Ketika melihat betapa begitu gencarnya kesuksesan dikampanyekan untuk dimaknai dengan popularitas dan media face, kita seharusnya patut untuk prihatin. Sebab, dari relung hati yang terdalam, andaikata kita semua masih waras, kita harus bersepakat bahwa seandainya batasan kesuksesan hanyalah popularitas dan segala remeh temeh lain seputar itu, maka banyak dari kita termasuk golongan orang yang tidak sukses. Banyak pencapaian pencapaian spektakuler yang harus dicecerkan dan tercecerkan ke dalam tong tong sampah sejarah. Itu artinya banyak hal besar yang diperbuat manusia harus dianggap sebagai hal kecil.
Kita harus melihat, bahwa ketika anak kecil berkomentar terhadap orangtuanya, seperti ‘Ma, tolong belikan tas yang ada gambar AFI-nya’, atau ketika anak kita dan adik kecil kita bersikeras ke Jakarta untuk melihat Grand Final pemilihan acara bintang baru, ada nilai baru yang sebenarnya tertanam dan menghunjam kuat dalam ingatan dan memorinya, yaitu dia harus seperti yang di display kan di media kelak apabila tidak ingin tertinggal kereta kemajuan. Dan kita tidak pernah sadar bahwa hal itu bisa sangat berbahaya. Karena Tuhan tidak menciptakan semua manusia mempunyai suara merdu dan kemampuan mengolah gaya dan acting serta adalah hal yang lumrah ketika manusia dilahirkan dalam kondisi wajah yang tidak semuanya enak dilihat mata dan ekspresif mengiklankan produk produk mutakhir ‘kebutuhan modernisasi’ manusia.
Tapi, sekali lagi kita harus mengakui bahwa metodologi dakwah din kita selalu kalah dengan metodologi dan sistematika dakwah materialisme dan hedonisme. Ups, jangan mencari alasan dengan mengatakan din kita adalah sesuatu yang abstrak sementara hidup kita sehari hari didesak dengan banyak hal riil yang harus segera diselesaikan dalam rangka mempertahankan eksistensi dan kemanusiaan manusia. Jangan pula mengatakan bahwa materialisme menjadi satu satunya solusi atau paling tidak solusi paling relevan terhadap himpitan himpitan kebutuhan hidup.

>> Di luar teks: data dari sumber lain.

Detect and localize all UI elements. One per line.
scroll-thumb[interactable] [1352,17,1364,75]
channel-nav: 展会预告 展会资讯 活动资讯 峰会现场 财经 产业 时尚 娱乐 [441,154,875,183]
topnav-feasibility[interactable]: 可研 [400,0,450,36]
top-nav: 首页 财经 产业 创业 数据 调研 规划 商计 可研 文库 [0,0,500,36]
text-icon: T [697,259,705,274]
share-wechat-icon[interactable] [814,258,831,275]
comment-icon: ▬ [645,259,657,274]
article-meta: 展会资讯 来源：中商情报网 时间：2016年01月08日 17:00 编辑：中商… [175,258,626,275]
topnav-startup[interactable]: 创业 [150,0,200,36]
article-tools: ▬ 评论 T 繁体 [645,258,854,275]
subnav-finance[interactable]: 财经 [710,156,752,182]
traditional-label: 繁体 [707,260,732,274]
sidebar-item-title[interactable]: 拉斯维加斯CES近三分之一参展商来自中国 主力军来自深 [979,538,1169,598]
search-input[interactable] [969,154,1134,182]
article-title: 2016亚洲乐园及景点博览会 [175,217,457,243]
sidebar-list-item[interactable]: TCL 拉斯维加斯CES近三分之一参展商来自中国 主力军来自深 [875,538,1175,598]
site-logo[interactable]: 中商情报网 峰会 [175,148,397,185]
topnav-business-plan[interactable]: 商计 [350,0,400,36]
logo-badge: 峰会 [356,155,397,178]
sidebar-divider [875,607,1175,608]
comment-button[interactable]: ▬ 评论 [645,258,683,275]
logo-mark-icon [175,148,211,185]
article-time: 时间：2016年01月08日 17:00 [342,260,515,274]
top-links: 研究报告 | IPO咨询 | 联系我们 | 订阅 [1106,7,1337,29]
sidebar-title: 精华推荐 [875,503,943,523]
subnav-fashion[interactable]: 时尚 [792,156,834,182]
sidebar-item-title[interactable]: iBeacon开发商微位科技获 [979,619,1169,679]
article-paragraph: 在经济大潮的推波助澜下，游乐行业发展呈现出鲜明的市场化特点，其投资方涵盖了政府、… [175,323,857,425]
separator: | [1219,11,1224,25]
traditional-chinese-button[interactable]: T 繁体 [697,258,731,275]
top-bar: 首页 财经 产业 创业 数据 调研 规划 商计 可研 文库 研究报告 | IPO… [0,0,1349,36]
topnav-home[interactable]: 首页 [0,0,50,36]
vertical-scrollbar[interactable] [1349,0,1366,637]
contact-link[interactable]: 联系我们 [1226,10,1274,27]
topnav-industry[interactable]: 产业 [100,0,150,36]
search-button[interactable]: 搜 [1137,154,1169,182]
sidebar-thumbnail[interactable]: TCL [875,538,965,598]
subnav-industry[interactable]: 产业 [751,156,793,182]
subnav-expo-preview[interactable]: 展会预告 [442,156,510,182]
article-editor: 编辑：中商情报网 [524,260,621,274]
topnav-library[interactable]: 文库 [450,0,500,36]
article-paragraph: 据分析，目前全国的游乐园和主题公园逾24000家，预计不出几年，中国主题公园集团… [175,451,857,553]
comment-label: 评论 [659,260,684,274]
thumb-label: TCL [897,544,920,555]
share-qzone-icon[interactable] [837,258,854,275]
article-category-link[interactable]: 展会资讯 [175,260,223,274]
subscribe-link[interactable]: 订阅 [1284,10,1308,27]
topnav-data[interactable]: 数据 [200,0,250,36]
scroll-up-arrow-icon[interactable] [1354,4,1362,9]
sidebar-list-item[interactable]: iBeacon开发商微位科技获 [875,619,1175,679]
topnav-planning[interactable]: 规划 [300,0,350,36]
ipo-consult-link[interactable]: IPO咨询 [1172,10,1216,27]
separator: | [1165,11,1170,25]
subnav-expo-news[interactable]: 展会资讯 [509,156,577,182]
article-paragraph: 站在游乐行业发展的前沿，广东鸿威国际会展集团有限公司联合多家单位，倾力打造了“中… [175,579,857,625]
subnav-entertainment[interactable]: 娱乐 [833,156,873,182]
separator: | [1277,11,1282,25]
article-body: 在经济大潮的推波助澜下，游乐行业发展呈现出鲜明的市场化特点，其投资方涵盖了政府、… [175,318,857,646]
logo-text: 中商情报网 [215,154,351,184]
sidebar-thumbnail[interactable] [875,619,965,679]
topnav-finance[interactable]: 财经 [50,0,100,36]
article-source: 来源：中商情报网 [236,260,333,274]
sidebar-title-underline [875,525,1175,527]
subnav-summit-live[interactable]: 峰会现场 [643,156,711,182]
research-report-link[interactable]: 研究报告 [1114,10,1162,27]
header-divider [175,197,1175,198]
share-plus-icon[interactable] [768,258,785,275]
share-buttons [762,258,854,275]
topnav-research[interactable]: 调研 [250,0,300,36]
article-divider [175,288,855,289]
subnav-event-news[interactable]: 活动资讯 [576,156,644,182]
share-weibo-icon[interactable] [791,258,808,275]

Berulangkali kita harus bersepakat bahwa metodologi dakwah iblis wa alihi wa shohbihi selalu upgradeable, dinamis dan mutakhir dibandingkan dengan cara kerja malaikat yang konvensional dan statis. Iblis diciptakan dengan perjanjian utama untuk menggoda anak Adam agar menjadi pengikutnya sedangkan malaikat diciptakan dengan tugas tugas tertentu yang tidak akan pernah berubah sepanjang masa. Godaan harus disesuaikan dengan kondisi faktual dan riil, itu artinya dinamisasi, berproses memperbarui diri terus menerus tak pernah berhenti-sustainable-berkesinambungan. Dalam dunia iblis istilah quality control atau quality control circle atau sustainable development telah dikenal jauh jauh masa sebelum manusia mengenal teknologi. Ingatlah cerita Ibrahim yang hendak menyembelih Ismail karena perintah Tuhan. Pertama kali iblis menggoda dari diri Ibrahim terlebih dahulu, ketika tidak berhasil, iblis menggoda dari diri istri Ibrahim, pun ketika tidak berhasil, iblis menggoda dari diri Ismail. Lihatlah betapa canggih dan sistemiknya. Manusia dikepung dari segala penjuru, bahkan dari perbuatan perbuatan baik yang seharusnya menjadi nilai ibadah.
Tapi kita juga mesti ingat, bahwa Tuhan memberikan dispensasi kepada iblis untuk menggelincirkan manusia dari cinta-Nya dengan memberi modal utama kepada manusia berupa keimanan dan ketakwaan. Bahkan Tuhan menantang iblis untuk melakukan aksinya dengan berbagai cara dan Tuhan menggaransi bahwa manusia yang didalam hatinya penuh dengan keimanan dan ketakwaan tidak mungkin terpengaruh tipudaya iblis. Contohnya kasus Ibrahim dan Ismail seperti disebutkan dimuka.
Ya, ternyata sebenarnya kita dibekali senjata yang begitu ampuh oleh Tuhan untuk menghadapi kekuatan besar iblis, yaitu hati kita yang penuh oleh cinta-Nya. Ketika sekarang kita menengok kehidupan kita sehari hari dan menghadapi realitas betapa rapuhnya benteng hati kita terhadap tipudaya iblis, kita patut bertanya benarkah kita mencintai-Nya atau hanya pura pura mencintai-Nya ?. Benarkah kita menempatkan Ia sebagai imam dan bukan sebagai makmum ?. Benarkah setiap langkah kita dilandasi prinsip pengawasan melekat-Nya atau Ia kita tinggalkan dalam musholla kecil di rumah kita ketika kita sibuk beraktifitas ?. Benarkah kita mensholati hidup kita seakan akan kita melihat-Nya atau jika tidak kita pasti dilihat-Nya ?.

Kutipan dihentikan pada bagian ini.